I would hope so since it has some cosmetic damage.

Seems like you're the one blinded by your purchase.

Not blinded at all! Like I already mentioned earlier, I could break into my AMSEC just as easy as I could your Sturdy....it might just take a little longer with mine.
 
Doesn't appear that there were any holes in it.

I'm not seeing a HOLE in that picture

I would hope so since it has some cosmetic damage.

You guys are killing me. Whats in that picture between the pic of the pearlite and the pic of the front of the safe??? Wow you two are simply amazing.
 
You guys are killing me. Whats in that picture between the pic of the pearlite and the pic of the front of the safe??? Wow you two are simply amazing.

Not a hole. Perhaps you missed the link and information posted at the end of the last page. It comes directly from the company selling it as a scratch and dent unit. Had their been a hole, they would have mentioned it.

What you're seeing is the edge of the top steel surface where it would have been welded to the steel of the face surface. Sometimes welding is on the surface, and other times it is recessed. It appears that AMSEC is using the recessed version. That would then be filled with putty prior to paint.

What you're looking at is the lost putty. You can see where some of it still remains over the actual weld between the two surfaces.

You're really killing me. You're accusing me of giving misinformation, when you're really the one doing it. I think there's been a few political parties that use that same tactic.
 
What you're seeing is the edge of the top steel surface where it would have been welded to the steel of the face surface.
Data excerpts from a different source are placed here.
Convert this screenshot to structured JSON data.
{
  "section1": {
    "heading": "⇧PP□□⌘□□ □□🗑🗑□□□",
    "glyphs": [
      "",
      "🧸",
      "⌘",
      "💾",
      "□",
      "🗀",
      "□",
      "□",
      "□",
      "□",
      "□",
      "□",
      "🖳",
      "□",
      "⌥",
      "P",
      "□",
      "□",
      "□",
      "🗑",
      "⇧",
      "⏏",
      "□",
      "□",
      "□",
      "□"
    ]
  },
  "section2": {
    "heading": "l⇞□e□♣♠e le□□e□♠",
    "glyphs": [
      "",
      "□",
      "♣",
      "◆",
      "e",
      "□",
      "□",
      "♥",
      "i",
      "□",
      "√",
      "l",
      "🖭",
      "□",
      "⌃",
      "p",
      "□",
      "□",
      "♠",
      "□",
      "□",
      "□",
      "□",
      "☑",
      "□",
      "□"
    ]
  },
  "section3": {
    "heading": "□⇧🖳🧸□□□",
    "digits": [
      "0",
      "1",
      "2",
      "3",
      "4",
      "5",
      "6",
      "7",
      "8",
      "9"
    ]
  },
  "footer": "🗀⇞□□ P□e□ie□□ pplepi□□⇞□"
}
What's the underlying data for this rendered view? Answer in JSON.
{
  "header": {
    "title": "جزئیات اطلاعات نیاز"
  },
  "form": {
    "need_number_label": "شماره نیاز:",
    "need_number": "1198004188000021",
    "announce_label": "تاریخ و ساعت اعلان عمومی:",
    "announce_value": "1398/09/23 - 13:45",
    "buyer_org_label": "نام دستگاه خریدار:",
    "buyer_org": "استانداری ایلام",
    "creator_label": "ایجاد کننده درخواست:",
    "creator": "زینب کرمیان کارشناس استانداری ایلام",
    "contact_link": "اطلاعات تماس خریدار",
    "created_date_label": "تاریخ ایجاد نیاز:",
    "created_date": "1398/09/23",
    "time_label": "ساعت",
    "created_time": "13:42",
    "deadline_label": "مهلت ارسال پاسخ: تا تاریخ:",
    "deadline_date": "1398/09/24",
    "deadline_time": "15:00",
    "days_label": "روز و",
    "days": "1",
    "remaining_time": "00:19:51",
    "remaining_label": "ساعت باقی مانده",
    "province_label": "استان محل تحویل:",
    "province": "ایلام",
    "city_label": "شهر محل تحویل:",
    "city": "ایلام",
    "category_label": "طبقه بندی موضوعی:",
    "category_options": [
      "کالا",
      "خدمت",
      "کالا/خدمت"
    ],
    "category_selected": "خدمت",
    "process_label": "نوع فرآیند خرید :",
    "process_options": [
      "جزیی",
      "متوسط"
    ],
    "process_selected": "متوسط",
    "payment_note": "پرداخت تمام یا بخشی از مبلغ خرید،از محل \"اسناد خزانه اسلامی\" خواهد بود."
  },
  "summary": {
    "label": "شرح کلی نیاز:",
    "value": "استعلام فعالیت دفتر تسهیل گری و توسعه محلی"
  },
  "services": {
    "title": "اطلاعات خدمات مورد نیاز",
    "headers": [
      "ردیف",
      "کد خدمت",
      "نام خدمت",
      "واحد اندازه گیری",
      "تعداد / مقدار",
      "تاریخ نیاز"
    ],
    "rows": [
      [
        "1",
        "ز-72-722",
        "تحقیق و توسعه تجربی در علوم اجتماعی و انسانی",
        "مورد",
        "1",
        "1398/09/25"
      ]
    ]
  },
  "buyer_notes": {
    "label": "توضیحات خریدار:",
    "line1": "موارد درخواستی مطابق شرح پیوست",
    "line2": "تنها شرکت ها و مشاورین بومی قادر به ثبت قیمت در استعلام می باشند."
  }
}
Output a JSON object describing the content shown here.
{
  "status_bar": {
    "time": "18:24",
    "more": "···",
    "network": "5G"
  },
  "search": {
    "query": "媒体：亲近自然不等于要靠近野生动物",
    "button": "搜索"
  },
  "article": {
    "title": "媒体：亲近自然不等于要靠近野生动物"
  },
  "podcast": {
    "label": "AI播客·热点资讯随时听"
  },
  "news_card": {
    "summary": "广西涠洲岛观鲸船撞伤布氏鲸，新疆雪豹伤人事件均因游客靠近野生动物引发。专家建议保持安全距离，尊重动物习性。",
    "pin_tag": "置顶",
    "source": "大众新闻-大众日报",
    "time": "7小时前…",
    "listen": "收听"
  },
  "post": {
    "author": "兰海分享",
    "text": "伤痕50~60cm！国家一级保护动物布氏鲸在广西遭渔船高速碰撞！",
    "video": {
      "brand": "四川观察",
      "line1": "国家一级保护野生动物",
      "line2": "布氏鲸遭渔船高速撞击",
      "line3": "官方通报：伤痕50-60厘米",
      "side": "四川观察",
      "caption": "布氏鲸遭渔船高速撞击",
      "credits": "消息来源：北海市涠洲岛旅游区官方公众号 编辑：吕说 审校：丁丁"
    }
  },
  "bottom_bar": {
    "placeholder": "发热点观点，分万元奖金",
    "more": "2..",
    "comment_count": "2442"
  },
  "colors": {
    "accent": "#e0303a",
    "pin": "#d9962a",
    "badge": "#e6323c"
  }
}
Exactly! It's nice that AMSEC actually takes the time to hide and beautify their welds. I guess they could have left them exposed like Terry mentions that they do on the Sturdy safes.
 
You may think the rest of us are stupid but we are not blind, the picture is right there for us all to see. No matter how many times you repeat a lie it's still a lie.

Everyone can look at the picture and draw their own conclusion. And then they can decide whether you're credible or not. I considered you about 70% credible before, now I doubt I'd take anything you say on face value.
 
That is not torn 11 gauge steel. You simply don't have enough facts about that AMSEC in the pics to even be posting it and claiming it's torn open. Anyone looking at that can see that it's cosmetic damage only.

You need to get us some links to the real facts about that safe, including some comments from the guy that bought it.
 
You may think the rest of us are stupid but we are not blind, the picture is right there for us all to see.

I didn't want to be the one to say it, but I'm starting to think you may be both. The picture is definately right there, and there certainly doesn't appear to be a hole in it.

Everyone can look at the picture and draw their own conclusion. And then they can decide whether you're credible or not. I considered you about 70% credible before, now I doubt I'd take anything you say on face value.

Or, they can click on the link that I already provided. It was the website of the company selling the safe, and included several photos along with a description.

The seller stated the safe was scratched and dented. I would assume if there was a hole in the safe, he would have mentioned it.